Still/Alive is a piece that explores the tension between sudden juxtapositions and gradual change. Alternations between the highest register and gravelly multiphonics mediated by volatile bass lines create a sense of disarray. As the piece evolves, obsessive loops are formed and cells of materials are repeated and degraded through violent accelerations towards untenable speeds. The piece gradually shifts in emphasis from this highly gestural material to beating dyads nearly frozen in time, which trigger a different mode of listening. The title comes from the experience of these different kinds of time, times of overwhelming stimulation and activity, when there never seems to be a break, and times of meditation, stillness, and self-reflexiveness. This piece could not have been written without Ben, who was an invaluable collaborator and who graciously lent me his high school bassoon to experiment with.
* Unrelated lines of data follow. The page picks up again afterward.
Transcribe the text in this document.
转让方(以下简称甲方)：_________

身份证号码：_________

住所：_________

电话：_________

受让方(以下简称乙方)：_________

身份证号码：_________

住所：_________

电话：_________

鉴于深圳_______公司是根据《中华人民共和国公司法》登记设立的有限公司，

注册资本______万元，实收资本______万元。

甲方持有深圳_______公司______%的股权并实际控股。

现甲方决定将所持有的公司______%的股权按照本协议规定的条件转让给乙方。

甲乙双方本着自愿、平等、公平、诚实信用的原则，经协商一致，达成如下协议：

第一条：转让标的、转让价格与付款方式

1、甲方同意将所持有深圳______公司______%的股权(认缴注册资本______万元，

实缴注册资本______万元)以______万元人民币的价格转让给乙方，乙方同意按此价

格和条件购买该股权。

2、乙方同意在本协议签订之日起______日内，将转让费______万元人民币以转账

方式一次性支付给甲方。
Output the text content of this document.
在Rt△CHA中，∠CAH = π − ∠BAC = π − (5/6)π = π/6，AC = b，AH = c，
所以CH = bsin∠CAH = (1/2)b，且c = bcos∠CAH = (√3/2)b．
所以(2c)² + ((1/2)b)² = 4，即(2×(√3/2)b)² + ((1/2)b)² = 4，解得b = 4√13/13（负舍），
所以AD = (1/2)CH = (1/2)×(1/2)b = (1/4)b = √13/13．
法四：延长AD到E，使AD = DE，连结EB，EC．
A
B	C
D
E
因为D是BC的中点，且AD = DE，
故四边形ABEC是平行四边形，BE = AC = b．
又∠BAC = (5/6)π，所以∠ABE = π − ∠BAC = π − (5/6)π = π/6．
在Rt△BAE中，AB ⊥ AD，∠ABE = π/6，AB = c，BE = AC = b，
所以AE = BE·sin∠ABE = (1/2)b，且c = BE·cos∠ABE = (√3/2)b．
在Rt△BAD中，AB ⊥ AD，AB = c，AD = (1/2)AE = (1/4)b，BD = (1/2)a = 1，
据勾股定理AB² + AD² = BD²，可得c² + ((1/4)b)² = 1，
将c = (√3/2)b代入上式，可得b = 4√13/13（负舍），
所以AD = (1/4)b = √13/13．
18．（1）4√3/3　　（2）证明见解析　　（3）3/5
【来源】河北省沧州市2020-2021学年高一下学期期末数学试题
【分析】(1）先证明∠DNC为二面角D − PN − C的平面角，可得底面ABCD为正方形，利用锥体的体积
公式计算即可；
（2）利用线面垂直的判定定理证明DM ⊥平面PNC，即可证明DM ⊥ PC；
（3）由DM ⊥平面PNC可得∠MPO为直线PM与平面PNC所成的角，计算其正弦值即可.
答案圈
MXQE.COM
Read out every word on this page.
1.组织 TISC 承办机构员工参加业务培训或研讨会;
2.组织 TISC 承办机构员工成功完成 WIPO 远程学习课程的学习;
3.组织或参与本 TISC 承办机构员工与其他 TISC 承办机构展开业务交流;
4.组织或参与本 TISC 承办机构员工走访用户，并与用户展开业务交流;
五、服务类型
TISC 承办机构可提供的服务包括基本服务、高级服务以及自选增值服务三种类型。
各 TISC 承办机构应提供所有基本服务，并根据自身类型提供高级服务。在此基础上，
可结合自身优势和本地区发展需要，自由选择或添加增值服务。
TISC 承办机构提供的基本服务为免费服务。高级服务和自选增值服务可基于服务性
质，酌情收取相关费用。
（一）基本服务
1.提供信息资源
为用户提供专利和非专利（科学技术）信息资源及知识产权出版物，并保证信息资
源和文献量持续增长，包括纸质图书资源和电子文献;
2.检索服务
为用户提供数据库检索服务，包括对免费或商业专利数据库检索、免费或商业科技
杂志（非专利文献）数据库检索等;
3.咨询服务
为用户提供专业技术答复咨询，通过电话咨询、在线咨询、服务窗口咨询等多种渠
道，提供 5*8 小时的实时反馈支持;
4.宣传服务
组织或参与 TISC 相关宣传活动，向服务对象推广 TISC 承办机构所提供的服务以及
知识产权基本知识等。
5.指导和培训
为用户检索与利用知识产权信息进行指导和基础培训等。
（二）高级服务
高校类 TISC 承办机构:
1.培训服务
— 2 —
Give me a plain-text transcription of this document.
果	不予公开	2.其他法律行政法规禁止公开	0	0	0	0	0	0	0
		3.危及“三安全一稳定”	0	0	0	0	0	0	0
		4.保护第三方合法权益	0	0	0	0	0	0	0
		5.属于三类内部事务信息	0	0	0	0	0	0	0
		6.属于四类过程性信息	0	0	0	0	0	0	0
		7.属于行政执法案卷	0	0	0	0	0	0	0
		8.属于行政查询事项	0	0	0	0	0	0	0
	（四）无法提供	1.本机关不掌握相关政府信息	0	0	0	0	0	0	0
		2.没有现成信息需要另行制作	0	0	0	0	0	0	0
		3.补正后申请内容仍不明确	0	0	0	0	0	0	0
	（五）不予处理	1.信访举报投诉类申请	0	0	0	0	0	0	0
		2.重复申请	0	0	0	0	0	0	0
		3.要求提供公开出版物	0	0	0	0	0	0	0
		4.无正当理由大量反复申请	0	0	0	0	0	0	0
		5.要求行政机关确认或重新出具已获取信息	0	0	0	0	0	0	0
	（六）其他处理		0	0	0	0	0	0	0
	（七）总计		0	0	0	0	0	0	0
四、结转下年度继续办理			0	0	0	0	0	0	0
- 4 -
be still, mobius, be still
be still, mobius, be still marks a period of pressure and vulnerability, and having to remain focused and poised amid a challenging time. Multiphonics in the bassoon are a focal point of the piece, used as a foundation for maximizing timbral and harmonic complexity within the trio setting. Using related fingerings, the multiphonics morph to and from a returning A-flat, and circular breathing across long gestures is required given the slow tempo, resulting in a shifting yet sustained surface texture. Dyads in the cello make use of harmonics as a way to maximize range and work with the clarinet to harmonize, reinforce, and contextualize elements of the bassoon's multi phonic spectra. The performers are asked to think of home. I ask also: What does tension feel like, and how can I focus that energy as a conduit for creative expression?
The Untitled 1B+
The Untitled 1B+ is the result of an intense performer-composer collaboration through the span of 76 months starting back in October 2019 until its virtual premiere on February 6, 2021. The piece is part of a collection of pieces written for a variable type and number of instruments of the same family, in this particular case, for bassoons. It can take four different forms: as a solo, as a solo plus fixed media, as a duet, or as a trio. It is formed by five distinct modules whose order is fixed but different depending on the number of performers participating. Although every single parameter and aspect of the piece is carefully and meticulously controlled, the score represents a series of open stimuli that must be permeated by the individual background, experience, and taste of the performer. Therefore, without being improvisatory, the piece can take varied shapes and trajectories. The aim is to build a kaleidoscopic texture of sounds and colors that result from the spontaneous and unique interactions of the momentum.